Overview

PyTorchVideo is an open source video understanding library that provides up to date builders for state of the art video understanding backbones, layers, heads, and losses addressing different tasks, including acoustic event detection, action recognition (video classification), action detection (video detection), multimodal understanding (acoustic visual classification), self-supervised learning.

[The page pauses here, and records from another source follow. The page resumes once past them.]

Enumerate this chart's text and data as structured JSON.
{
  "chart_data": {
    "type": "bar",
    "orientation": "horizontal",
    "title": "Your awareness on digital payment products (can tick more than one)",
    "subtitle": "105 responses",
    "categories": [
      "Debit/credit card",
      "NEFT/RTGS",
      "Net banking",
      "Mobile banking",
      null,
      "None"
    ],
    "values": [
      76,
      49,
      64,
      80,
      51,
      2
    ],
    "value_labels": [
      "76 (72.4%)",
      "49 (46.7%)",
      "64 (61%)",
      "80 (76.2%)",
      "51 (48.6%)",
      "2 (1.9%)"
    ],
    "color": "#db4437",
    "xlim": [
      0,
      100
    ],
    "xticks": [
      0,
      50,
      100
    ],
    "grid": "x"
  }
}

The models subpackage contains definitions for the following model architectures and layers:

Acoustic Backbone
- Acoustic ResNet
Visual Backbone
- I3D
- C2D
- Squeeze-and-Excitation Networks
- Nonlocal Networks
- R2+1D
- CSN
- SlowFast
- Audiovisual SlowFast
- X3D
Self-Supervised Learning

Build standard models

PyTorchVideo provide default builders to construct state-of-the-art video understanding models, layers, heads, and losses.

Models

You can construct a model with random weights by calling its constructor:

import pytorchvideo.models as models

resnet = models.create_resnet()
acoustic_resnet = models.create_acoustic_resnet()
slowfast = models.create_slowfast()
x3d = models.create_x3d()
r2plus1d = models.create_r2plus1d()
csn = models.create_csn()

You can verify whether you have built the model successfully by:

import pytorchvideo.models as models

resnet = models.create_resnet()
B, C, T, H, W = 2, 3, 8, 224, 224
input_tensor = torch.zeros(B, C, T, H, W)
output = resnet(input_tensor)

Layers

You can construct a layer with random weights by calling its constructor:

import pytorchvideo.layers as layers

nonlocal = layers.create_nonlocal(dim_in=256, dim_inner=128)
swish = layers.Swish()
conv_2plus1d = layers.create_conv_2plus1d(in_channels=256, out_channels=512)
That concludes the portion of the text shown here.